New selection criteria for reticulospinal neurons

"The main challenge of the ERC Consolidator Grant is to obtain the means to study and map all the reticulospinal neurons," Julien Bouvier stresses. And given the inherent complexity of the reticular formation, with numerous intertwined cell types, the team will have to combine multiple approaches in its research: sequencing the transcriptome (the set of genes expressed by the cell), studying the connectome (the mapping of connections), analysing cellular activity and function (summarised by the "functionome") ... Hence the suffix "Ome" in the project name! The goal of the project is to categorize reticulospinal neurons according to new criteria: anatomical (according to their position and their connection with the rest of the brain), functional (according to the type of movement they control) and genetic (according to the genes they express).


Targeting priority neural circuits

"The project is first and foremost fundamental. It aims to understand the organisation of this crucial brain structure. At the same time, it promises specific applications in the future," Julien Bouvier points out. The goal of ReticulOme is to identify priority neural circuits, with a view to motor rehabilitation therapies, by providing specialised candidates for different types of movements. Either those that facilitate walking, or, on the contrary, inhibit it, those that control posture, or those that control the movements of the brain stem or the front limbs, etc. Understanding the role played by each population, as well as their genetic identification, will serve as a starting point for designing more targeted therapies, with a view to forcing the activation or even the regrowth of neurons. And in this way, ultimately help restore a form of motricity in paralysed individuals.
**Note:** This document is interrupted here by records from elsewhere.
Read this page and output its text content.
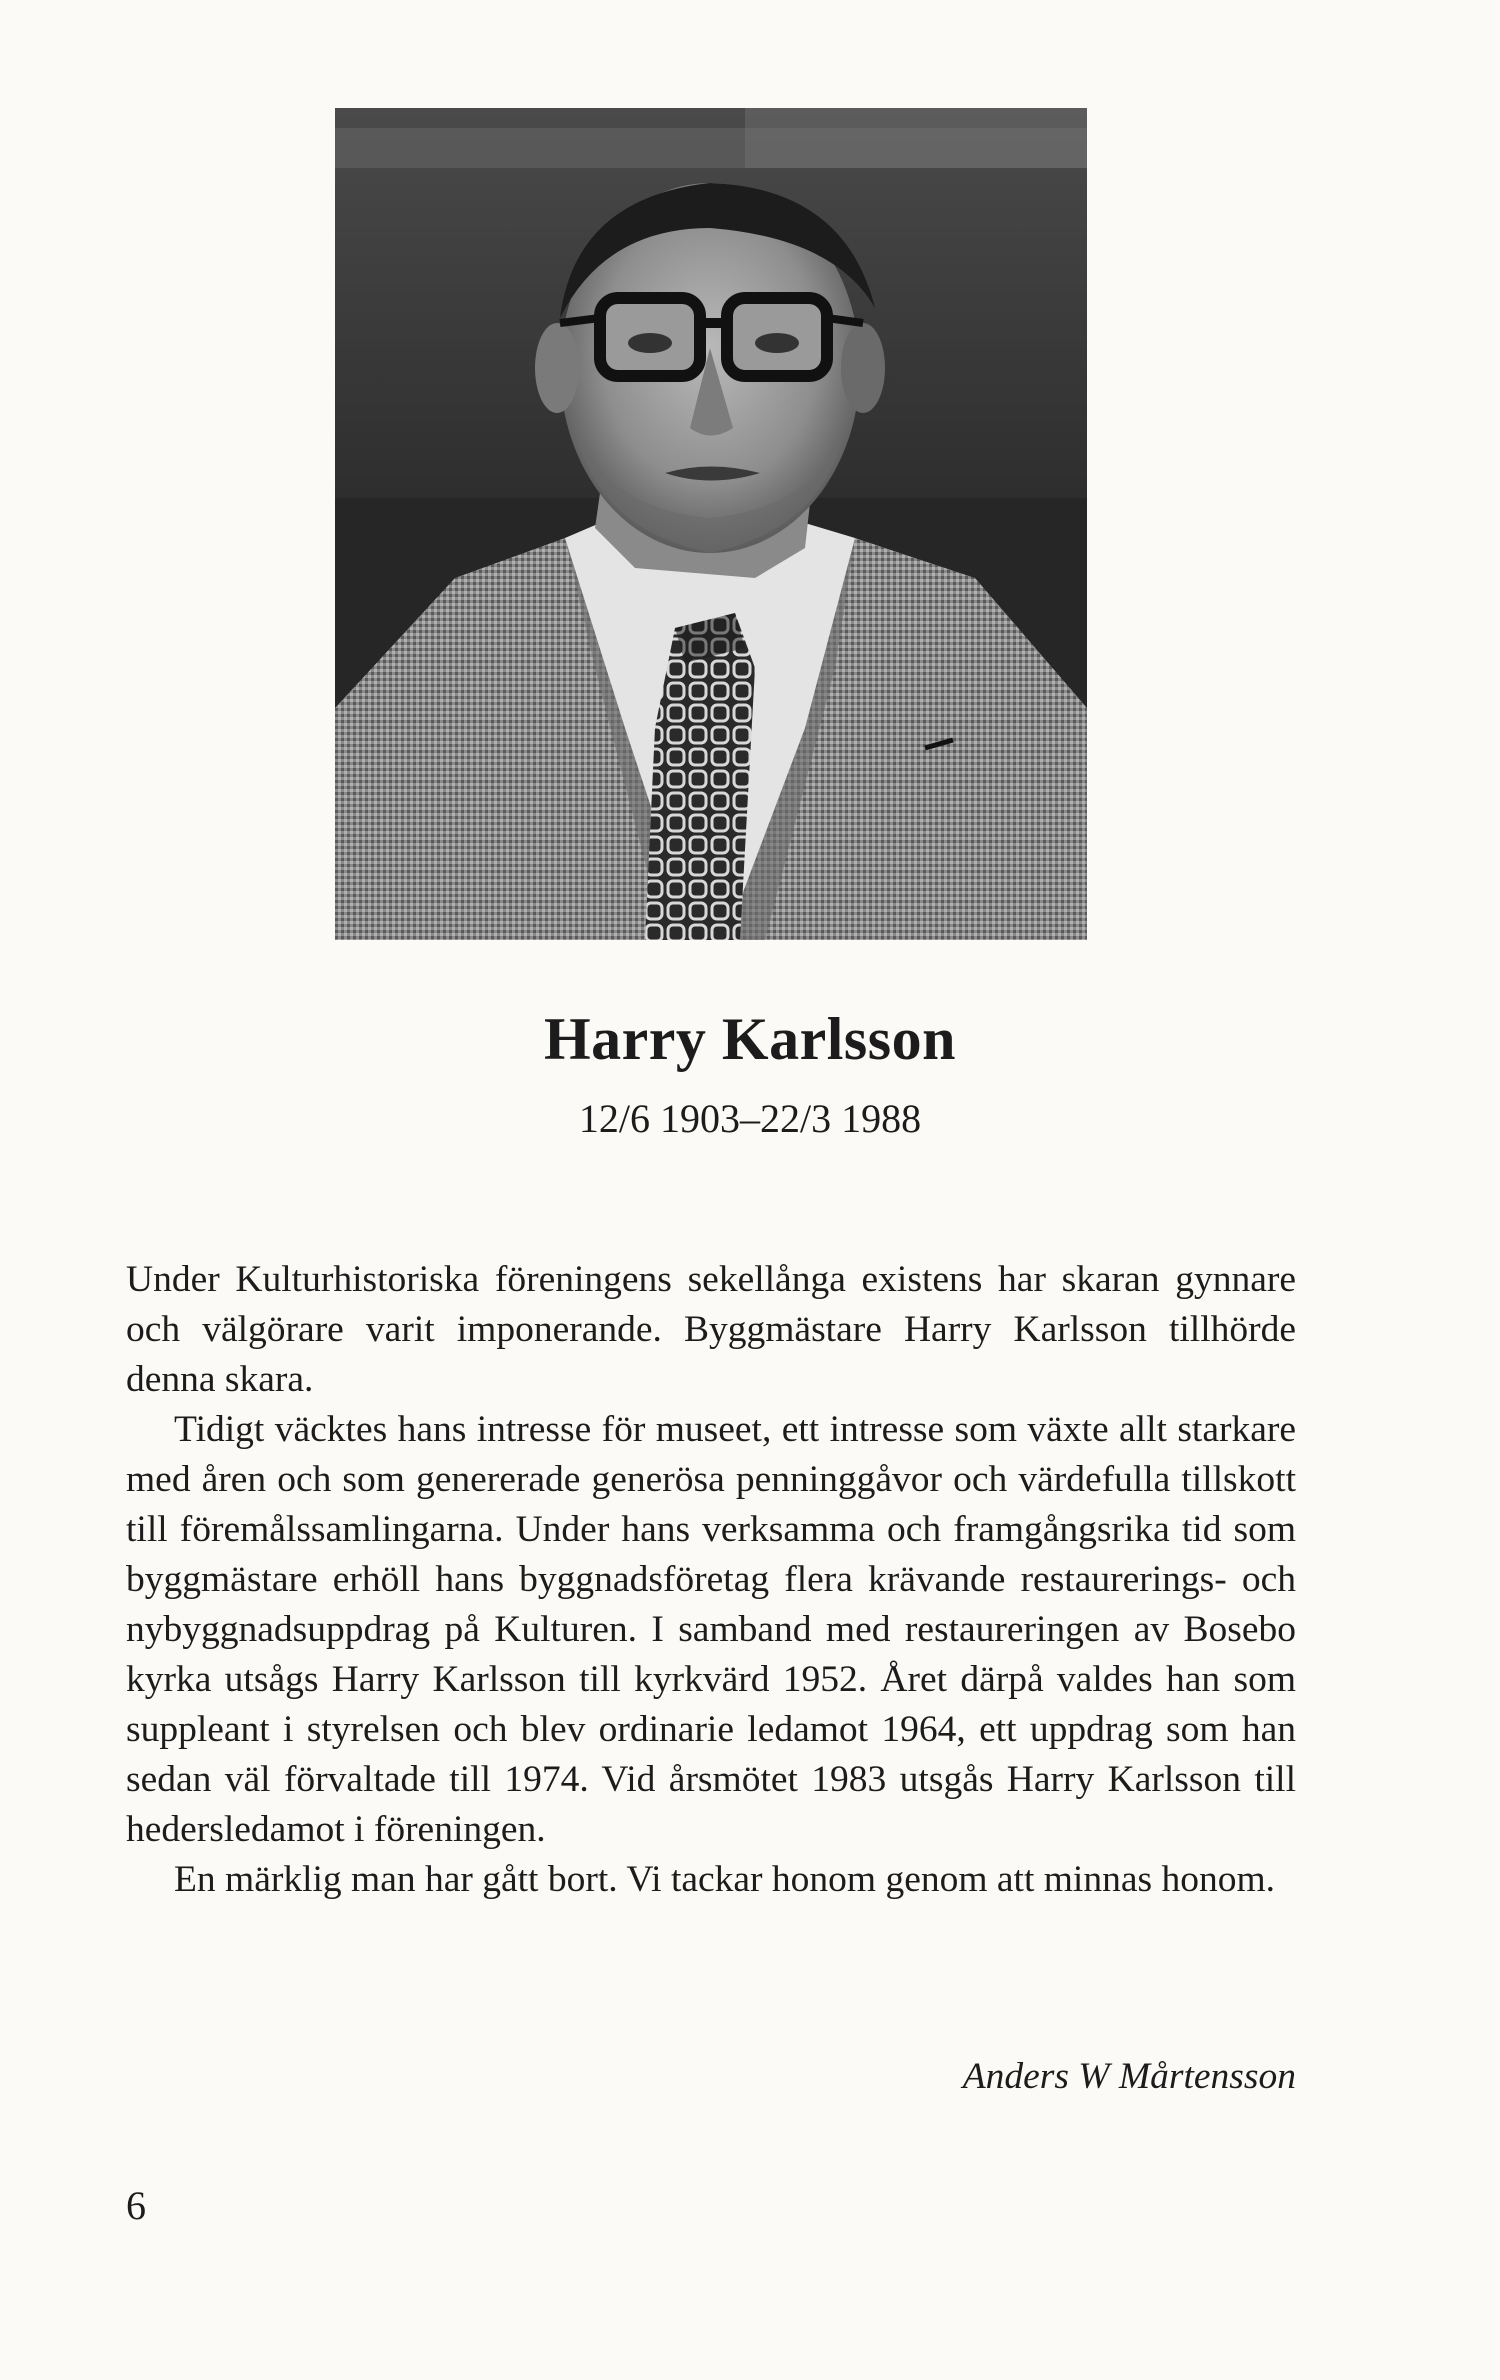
Harry Karlsson
12/6 1903–22/3 1988

Under Kulturhistoriska föreningens sekellånga existens har skaran gynnare och välgörare varit imponerande. Byggmästare Harry Karlsson tillhörde denna skara.

Tidigt väcktes hans intresse för museet, ett intresse som växte allt starkare med åren och som genererade generösa penninggåvor och värdefulla tillskott till föremålssamlingarna. Under hans verksamma och framgångsrika tid som byggmästare erhöll hans byggnadsföretag flera krävande restaurerings- och nybyggnadsuppdrag på Kulturen. I samband med restaureringen av Bosebo kyrka utsågs Harry Karlsson till kyrkvärd 1952. Året därpå valdes han som suppleant i styrelsen och blev ordinarie ledamot 1964, ett uppdrag som han sedan väl förvaltade till 1974. Vid årsmötet 1983 utsgås Harry Karlsson till hedersledamot i föreningen.

En märklig man har gått bort. Vi tackar honom genom att minnas honom.

Anders W Mårtensson
6
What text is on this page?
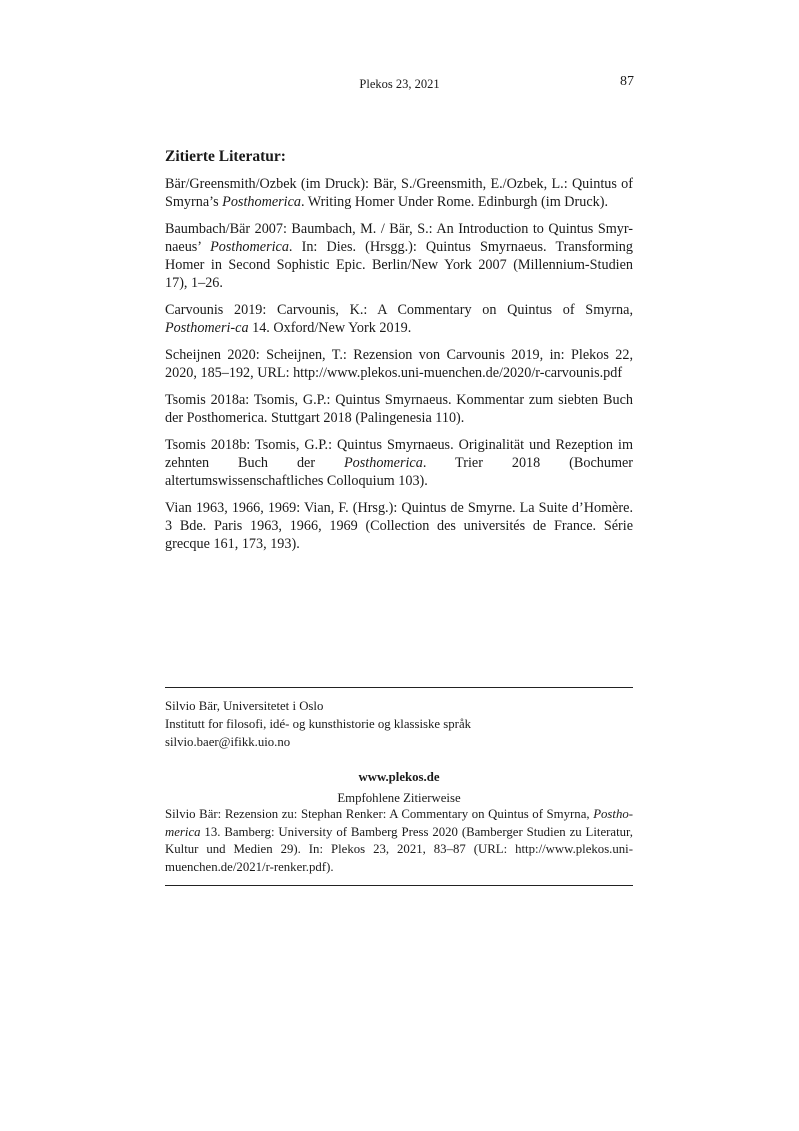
Plekos 23, 2021	87
Zitierte Literatur:

Bär/Greensmith/Ozbek (im Druck): Bär, S./Greensmith, E./Ozbek, L.: Quintus of Smyrna’s Posthomerica. Writing Homer Under Rome. Edinburgh (im Druck).

Baumbach/Bär 2007: Baumbach, M. / Bär, S.: An Introduction to Quintus Smyr-naeus’ Posthomerica. In: Dies. (Hrsgg.): Quintus Smyrnaeus. Transforming Homer in Second Sophistic Epic. Berlin/New York 2007 (Millennium-Studien 17), 1–26.

Carvounis 2019: Carvounis, K.: A Commentary on Quintus of Smyrna, Posthomeri-ca 14. Oxford/New York 2019.

Scheijnen 2020: Scheijnen, T.: Rezension von Carvounis 2019, in: Plekos 22, 2020, 185–192, URL: http://www.plekos.uni-muenchen.de/2020/r-carvounis.pdf

Tsomis 2018a: Tsomis, G.P.: Quintus Smyrnaeus. Kommentar zum siebten Buch der Posthomerica. Stuttgart 2018 (Palingenesia 110).

Tsomis 2018b: Tsomis, G.P.: Quintus Smyrnaeus. Originalität und Rezeption im zehnten Buch der Posthomerica. Trier 2018 (Bochumer altertumswissenschaftliches Colloquium 103).

Vian 1963, 1966, 1969: Vian, F. (Hrsg.): Quintus de Smyrne. La Suite d’Homère. 3 Bde. Paris 1963, 1966, 1969 (Collection des universités de France. Série grecque 161, 173, 193).

Silvio Bär, Universitetet i Oslo
Institutt for filosofi, idé- og kunsthistorie og klassiske språk
silvio.baer@ifikk.uio.no
www.plekos.de
Empfohlene Zitierweise
Silvio Bär: Rezension zu: Stephan Renker: A Commentary on Quintus of Smyrna, Postho-merica 13. Bamberg: University of Bamberg Press 2020 (Bamberger Studien zu Literatur, Kultur und Medien 29). In: Plekos 23, 2021, 83–87 (URL: http://www.plekos.uni-muenchen.de/2021/r-renker.pdf).
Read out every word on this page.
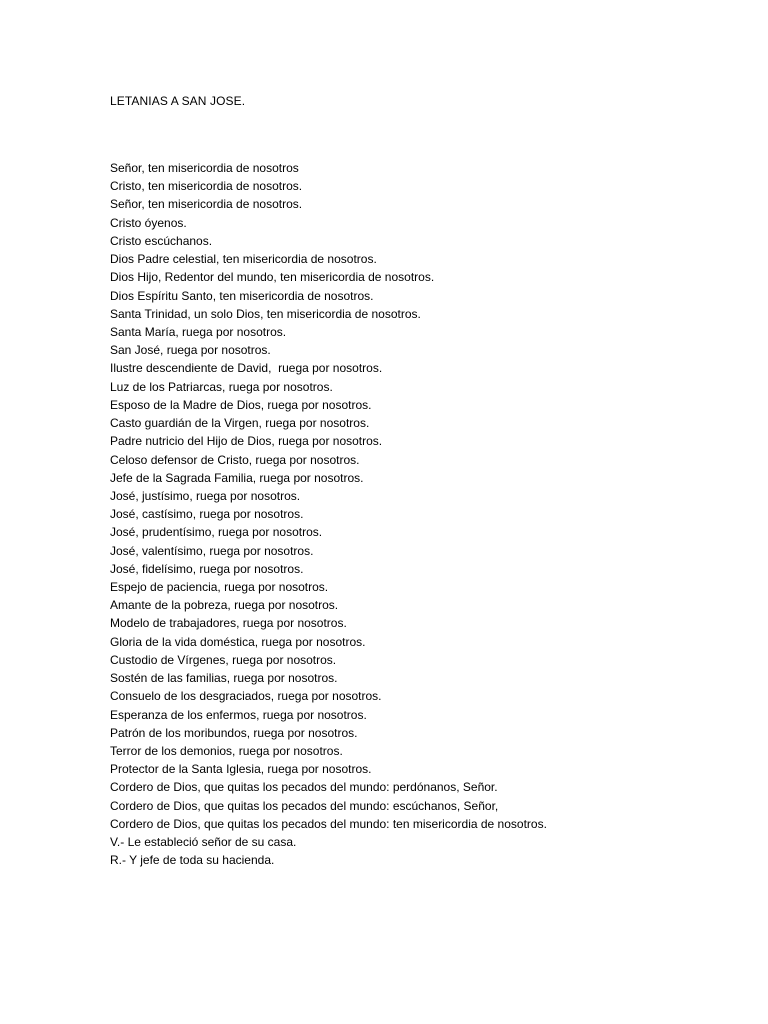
LETANIAS A SAN JOSE.
Señor, ten misericordia de nosotros
Cristo, ten misericordia de nosotros.
Señor, ten misericordia de nosotros.
Cristo óyenos.
Cristo escúchanos.
Dios Padre celestial, ten misericordia de nosotros.
Dios Hijo, Redentor del mundo, ten misericordia de nosotros.
Dios Espíritu Santo, ten misericordia de nosotros.
Santa Trinidad, un solo Dios, ten misericordia de nosotros.
Santa María, ruega por nosotros.
San José, ruega por nosotros.
Ilustre descendiente de David,  ruega por nosotros.
Luz de los Patriarcas, ruega por nosotros.
Esposo de la Madre de Dios, ruega por nosotros.
Casto guardián de la Virgen, ruega por nosotros.
Padre nutricio del Hijo de Dios, ruega por nosotros.
Celoso defensor de Cristo, ruega por nosotros.
Jefe de la Sagrada Familia, ruega por nosotros.
José, justísimo, ruega por nosotros.
José, castísimo, ruega por nosotros.
José, prudentísimo, ruega por nosotros.
José, valentísimo, ruega por nosotros.
José, fidelísimo, ruega por nosotros.
Espejo de paciencia, ruega por nosotros.
Amante de la pobreza, ruega por nosotros.
Modelo de trabajadores, ruega por nosotros.
Gloria de la vida doméstica, ruega por nosotros.
Custodio de Vírgenes, ruega por nosotros.
Sostén de las familias, ruega por nosotros.
Consuelo de los desgraciados, ruega por nosotros.
Esperanza de los enfermos, ruega por nosotros.
Patrón de los moribundos, ruega por nosotros.
Terror de los demonios, ruega por nosotros.
Protector de la Santa Iglesia, ruega por nosotros.
Cordero de Dios, que quitas los pecados del mundo: perdónanos, Señor.
Cordero de Dios, que quitas los pecados del mundo: escúchanos, Señor,
Cordero de Dios, que quitas los pecados del mundo: ten misericordia de nosotros.
V.- Le estableció señor de su casa.
R.- Y jefe de toda su hacienda.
Experts with multiple scientific backgrounds

To successfully implement their project, Julien Bouvier and his team will benefit from a sum of €2 million spread over five years. "We will therefore recruit two or three more people, specifically post-doctoral fellows already familiar with this field, who will enable us to develop the various experimental strands of the project. We will also enrich our technical and analytical expertise by recruiting engineers and bioinformaticians, as well as by procuring state-of-the-art equipment," predicts the Director of Research. Julien Bouvier plans to take advantage of this opportunity to highlight the overlap between specialisms, and give young researchers their place. "I hope I can be involved in training students and post-doctoral fellows on the crucial role of reticulospinal neurons in motor control. For this subject, which is still not studied enough, the idea is to create a veritable network of experts, each with his or her own scientific background," Julien Bouvier emphasises. As for the project itself, the grants should arrive by the beginning of 2024, with work starting straight away.